With any games, there should be rules, whether it's with people or with dogs. So I'm not talking Monopoly style, lots of complicated rules. I'm just talking rules that keep the game safe and make it enjoyable for both parts. So the benefit of tug is that there's many benefits for both the human and the dog, and it should be a bonding experience for both. We need to ensure obviously that the dog isn't super over-excited, jumping around, thrashing around, pawing at us, accidentally scratching us. I mean, the dog isn't doing it on purpose. They're not being bad. It just sounds like a case of being over aroused.
So I would, when he does start using his paws, interrupt that behaviour. You don't need to tell him off, just ask for a leave and just walk away for a couple of minutes. Not even a couple of minutes, 30 seconds, give him. Just let him calm down a little bit. Go back to it and re-engage the game of tug. And likewise, if he does it again, starts to use his paws, interrupt to ask for a leave and walk away.
If you find he's still really struggling and he's doing this quite a lot, I'd maybe look at how you're playing. Maybe he is over aroused. Maybe he's too excited, and then that's when the paws come in. When you play tug, just keep enough tension on the toy. You don't need to be thrashing it around. You may find it's when you're thrashing it around and getting really excited, he's getting really excited. And then that's when the extra bouncy pawing behaviour comes in.
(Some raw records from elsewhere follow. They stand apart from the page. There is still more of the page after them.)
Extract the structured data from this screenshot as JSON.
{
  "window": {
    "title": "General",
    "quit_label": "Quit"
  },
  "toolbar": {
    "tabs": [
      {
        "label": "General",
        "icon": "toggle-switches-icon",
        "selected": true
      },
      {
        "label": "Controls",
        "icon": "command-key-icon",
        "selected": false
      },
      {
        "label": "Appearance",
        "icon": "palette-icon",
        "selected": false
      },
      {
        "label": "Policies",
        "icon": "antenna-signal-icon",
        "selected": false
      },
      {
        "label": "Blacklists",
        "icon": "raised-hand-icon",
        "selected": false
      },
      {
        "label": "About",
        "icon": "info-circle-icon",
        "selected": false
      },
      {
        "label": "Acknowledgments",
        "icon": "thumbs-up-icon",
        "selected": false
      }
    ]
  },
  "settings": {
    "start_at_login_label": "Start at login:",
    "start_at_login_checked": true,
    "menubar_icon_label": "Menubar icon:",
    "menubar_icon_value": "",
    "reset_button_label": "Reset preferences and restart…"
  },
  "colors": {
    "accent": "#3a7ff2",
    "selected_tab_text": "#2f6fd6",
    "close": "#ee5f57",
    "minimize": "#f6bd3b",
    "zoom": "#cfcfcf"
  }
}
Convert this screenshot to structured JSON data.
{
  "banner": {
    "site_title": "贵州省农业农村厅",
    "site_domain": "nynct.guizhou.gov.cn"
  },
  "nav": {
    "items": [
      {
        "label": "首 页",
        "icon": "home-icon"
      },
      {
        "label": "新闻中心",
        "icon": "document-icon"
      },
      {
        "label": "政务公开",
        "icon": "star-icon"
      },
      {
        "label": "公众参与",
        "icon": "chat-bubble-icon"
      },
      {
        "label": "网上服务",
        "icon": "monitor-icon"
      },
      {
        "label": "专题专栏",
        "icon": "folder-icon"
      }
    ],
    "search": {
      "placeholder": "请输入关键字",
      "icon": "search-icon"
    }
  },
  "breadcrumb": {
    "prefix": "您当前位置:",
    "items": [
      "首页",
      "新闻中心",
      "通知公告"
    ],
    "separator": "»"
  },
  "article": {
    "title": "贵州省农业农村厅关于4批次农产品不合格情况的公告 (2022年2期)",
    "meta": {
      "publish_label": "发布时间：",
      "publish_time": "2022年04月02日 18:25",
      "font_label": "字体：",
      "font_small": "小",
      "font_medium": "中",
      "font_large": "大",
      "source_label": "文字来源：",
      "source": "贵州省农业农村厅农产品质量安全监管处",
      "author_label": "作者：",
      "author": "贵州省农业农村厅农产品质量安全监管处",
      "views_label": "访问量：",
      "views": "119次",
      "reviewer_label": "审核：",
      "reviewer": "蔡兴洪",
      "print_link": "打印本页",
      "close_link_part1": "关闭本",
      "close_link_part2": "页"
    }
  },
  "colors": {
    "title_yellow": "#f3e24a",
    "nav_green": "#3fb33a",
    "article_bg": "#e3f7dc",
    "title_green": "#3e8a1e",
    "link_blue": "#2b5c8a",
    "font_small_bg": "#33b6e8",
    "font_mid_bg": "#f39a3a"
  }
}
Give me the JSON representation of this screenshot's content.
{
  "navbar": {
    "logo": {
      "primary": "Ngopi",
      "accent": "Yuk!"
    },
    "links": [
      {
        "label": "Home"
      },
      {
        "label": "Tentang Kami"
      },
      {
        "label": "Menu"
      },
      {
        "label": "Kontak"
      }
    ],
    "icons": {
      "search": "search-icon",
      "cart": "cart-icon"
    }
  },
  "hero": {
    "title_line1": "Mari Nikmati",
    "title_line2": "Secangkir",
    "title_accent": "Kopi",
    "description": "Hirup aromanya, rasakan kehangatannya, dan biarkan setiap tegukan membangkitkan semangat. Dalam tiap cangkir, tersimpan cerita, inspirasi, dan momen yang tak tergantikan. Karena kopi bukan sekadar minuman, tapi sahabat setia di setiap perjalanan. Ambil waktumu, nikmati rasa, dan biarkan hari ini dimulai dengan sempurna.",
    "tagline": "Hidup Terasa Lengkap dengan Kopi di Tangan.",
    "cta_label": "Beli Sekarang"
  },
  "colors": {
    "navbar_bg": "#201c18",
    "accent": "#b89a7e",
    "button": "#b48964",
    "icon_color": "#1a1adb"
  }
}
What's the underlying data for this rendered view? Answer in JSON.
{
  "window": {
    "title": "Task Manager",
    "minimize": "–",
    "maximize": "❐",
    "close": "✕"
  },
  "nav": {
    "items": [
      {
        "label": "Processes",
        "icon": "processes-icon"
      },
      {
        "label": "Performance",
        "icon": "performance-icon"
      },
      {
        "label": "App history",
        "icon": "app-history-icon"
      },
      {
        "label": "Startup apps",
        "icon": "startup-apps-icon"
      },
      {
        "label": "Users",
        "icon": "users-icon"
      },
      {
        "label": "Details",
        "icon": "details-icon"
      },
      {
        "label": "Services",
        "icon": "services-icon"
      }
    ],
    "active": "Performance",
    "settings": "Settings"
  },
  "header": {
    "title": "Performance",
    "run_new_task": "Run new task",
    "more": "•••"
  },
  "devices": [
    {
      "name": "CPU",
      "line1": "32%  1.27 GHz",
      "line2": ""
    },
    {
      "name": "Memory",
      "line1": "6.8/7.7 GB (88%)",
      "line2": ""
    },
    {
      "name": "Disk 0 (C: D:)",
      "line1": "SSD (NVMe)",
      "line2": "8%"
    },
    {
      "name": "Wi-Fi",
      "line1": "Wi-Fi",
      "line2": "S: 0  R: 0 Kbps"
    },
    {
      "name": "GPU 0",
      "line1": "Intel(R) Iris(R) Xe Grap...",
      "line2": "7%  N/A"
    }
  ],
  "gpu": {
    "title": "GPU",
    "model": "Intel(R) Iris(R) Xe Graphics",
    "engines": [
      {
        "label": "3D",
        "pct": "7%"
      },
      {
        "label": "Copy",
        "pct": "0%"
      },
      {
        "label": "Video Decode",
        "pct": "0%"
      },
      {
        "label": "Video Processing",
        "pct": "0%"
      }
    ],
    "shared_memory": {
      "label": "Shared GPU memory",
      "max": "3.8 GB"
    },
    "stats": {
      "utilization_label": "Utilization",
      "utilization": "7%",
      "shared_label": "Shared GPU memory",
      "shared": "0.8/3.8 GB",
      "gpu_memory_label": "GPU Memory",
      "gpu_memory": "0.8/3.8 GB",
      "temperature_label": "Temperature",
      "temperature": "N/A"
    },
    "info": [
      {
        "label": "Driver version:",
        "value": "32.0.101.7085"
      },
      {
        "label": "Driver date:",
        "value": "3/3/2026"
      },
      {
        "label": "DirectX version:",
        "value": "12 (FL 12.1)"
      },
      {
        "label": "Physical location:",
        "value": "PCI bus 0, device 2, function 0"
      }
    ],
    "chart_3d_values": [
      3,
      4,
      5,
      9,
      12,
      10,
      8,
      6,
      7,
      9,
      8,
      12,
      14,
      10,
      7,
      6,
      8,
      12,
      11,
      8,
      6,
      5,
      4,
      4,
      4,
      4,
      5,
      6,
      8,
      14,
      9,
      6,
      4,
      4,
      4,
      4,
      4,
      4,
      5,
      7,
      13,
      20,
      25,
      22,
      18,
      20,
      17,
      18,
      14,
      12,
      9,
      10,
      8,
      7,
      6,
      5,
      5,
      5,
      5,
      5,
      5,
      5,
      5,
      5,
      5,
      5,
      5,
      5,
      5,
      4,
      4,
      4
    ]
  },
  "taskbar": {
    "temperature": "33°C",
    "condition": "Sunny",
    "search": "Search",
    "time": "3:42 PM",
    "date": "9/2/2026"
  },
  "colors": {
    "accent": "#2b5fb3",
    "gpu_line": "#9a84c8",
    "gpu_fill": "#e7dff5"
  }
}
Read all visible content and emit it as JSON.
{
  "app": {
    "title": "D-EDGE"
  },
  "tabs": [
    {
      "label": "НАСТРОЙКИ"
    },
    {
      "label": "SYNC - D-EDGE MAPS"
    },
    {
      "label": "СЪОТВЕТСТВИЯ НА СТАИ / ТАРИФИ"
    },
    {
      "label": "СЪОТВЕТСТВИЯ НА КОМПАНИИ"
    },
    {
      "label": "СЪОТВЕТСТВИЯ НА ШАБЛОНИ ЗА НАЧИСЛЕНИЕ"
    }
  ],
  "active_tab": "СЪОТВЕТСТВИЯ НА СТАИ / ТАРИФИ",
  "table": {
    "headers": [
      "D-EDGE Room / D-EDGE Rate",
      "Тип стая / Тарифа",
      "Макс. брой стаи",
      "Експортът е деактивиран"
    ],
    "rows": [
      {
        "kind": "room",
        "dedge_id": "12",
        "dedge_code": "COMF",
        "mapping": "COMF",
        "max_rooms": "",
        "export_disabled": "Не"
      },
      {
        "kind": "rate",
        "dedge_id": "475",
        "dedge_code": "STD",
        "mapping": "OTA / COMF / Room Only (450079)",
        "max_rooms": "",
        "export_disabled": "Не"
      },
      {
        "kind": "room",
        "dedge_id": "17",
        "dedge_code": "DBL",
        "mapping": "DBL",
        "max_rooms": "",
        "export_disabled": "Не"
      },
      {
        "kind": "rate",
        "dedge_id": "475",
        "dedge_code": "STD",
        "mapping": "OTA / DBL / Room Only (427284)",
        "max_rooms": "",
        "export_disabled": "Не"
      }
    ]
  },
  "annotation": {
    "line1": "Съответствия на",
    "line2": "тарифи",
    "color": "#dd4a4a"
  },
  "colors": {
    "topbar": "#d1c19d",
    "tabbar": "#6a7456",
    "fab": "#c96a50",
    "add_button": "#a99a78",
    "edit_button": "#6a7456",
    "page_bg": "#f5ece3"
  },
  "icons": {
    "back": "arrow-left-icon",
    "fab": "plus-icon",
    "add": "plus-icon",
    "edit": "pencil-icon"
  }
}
So yeah, just think about how you're playing with him. Maybe keep it a bit calmer to begin with, until he starts learning that the pawing isn't acceptable.
Also, maybe look at the type of tug toy you're using. If you're using sort of real fur, maybe that's a bit too exciting, too motivating for him to begin with. Maybe switch it down to a faux fur or a fleece type product and see if that helps keep him a bit calmer to begin with. But yeah, just interrupt it. Don't tell him off. It's not a bad thing he's excited, but he just needs to learn what's appropriate play. Yeah. And try that and see if that helps.
So that's a wrap. That's it for our Q&A sessions for a little while. Thank you everyone who's sent them in. It's been fun to answer your questions and do these little videos. It's kept me busy. But we are still around, we are still here free to do sort of toy recommendations for your dogs. And also if you've got any product queries, feel free to drop us a message by the normal means.
Thank you very much everyone for joining in.